Edit by the questioner: I hope NickW will forgive me for adding a note to the effect that RFC822 has been obsoleted by RFC2822, but the new RFC says pretty much the same thing in its section 2.2.3, and explicitly confirms that such folding should be removed before any further processing is done:
Each header field is logically a single line of characters comprising the field name, the colon, and the field body. For convenience however, and to deal with the 998/78 character limitations per line, the field body portion of a header field can be split into a multiple line representation; this is called "folding". The general rule is that wherever this standard allows for folding white space (not simply WSP characters), a CRLF may be inserted before any WSP. For example, the header field:
Subject: This is a test
can be represented as:
Subject: This is a test
Note: Though structured field bodies are defined in such a way that folding can take place between many of the lexical tokens (and even within some of the lexical tokens), folding SHOULD be limited to
placing the CRLF at higher-level syntactic breaks. For instance, if a field body is defined as comma-separated values, it is recommended that folding occur after the comma separating the structured items in preference to other places where the field could be folded, even if it is allowed elsewhere.The process of moving from this folded multiple-line representation of a header field to its single line representation is called "unfolding". Unfolding is accomplished by simply removing any CRLF that is immediately followed by WSP. Each header field should be treated in its unfolded form for further syntactic and semantic evaluation.

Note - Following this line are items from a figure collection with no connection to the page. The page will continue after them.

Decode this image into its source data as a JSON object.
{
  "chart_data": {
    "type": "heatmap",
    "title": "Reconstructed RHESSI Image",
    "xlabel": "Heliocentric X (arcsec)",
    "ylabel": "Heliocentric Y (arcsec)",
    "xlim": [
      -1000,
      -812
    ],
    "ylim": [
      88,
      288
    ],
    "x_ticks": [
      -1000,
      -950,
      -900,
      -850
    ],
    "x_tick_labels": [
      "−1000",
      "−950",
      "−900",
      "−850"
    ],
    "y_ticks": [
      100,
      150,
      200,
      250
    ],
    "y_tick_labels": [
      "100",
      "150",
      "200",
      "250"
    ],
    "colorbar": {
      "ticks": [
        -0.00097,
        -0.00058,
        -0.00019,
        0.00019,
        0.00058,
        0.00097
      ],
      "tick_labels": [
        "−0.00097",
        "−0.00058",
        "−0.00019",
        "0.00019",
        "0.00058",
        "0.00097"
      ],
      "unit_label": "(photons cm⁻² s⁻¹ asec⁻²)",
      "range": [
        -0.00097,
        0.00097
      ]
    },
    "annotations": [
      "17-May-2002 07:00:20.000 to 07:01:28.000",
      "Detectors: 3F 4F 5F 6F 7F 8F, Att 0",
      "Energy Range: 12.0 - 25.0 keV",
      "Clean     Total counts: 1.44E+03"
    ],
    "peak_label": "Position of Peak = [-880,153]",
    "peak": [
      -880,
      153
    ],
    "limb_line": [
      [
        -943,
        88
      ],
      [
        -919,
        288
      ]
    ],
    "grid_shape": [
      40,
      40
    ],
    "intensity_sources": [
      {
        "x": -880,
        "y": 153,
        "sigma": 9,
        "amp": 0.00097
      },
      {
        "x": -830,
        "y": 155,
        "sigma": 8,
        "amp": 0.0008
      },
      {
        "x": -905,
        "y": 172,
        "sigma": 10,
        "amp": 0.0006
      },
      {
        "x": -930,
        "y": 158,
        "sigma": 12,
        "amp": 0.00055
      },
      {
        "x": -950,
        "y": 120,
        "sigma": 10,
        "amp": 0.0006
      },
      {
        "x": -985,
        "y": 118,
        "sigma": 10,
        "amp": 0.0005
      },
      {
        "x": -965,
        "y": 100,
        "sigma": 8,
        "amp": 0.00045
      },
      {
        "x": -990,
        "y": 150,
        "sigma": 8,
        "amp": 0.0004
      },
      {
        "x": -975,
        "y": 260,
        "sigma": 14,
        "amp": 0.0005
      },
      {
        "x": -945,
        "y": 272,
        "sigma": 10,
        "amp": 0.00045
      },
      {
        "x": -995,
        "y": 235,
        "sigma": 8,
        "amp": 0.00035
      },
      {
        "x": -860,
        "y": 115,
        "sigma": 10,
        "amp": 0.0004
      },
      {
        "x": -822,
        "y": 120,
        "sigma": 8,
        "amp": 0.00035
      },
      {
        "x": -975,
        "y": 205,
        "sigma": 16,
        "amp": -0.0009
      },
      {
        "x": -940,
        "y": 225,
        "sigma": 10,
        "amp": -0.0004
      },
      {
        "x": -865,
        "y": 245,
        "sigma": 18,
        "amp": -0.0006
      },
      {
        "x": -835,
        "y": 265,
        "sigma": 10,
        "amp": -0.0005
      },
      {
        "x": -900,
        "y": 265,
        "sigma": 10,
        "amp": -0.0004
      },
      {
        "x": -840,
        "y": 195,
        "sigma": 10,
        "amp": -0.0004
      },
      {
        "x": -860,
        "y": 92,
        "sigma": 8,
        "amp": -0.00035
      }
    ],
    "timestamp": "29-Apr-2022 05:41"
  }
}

This is not to detract from the fact that NickW unerringly pointed me at pretty much exactly what I needed to know, only to help this answer stay relevant for anyone who might stumble across it in the future.
Solution 2:
Sendmail server (SendMail) imposes SMTP line length limits but it is much higher (990 bytes or more for smtp mailers).
SendMail != SendEmail
As I understand Nagios uses by default SendEmail client to send emails. It seems that email client you make Nagios use imposes such "harsh" limits on length of email header/subject line.
Check and report email client configured in commands.cfg
configuration file.
(notify-host-by-email
and notify-service-by-email
settings).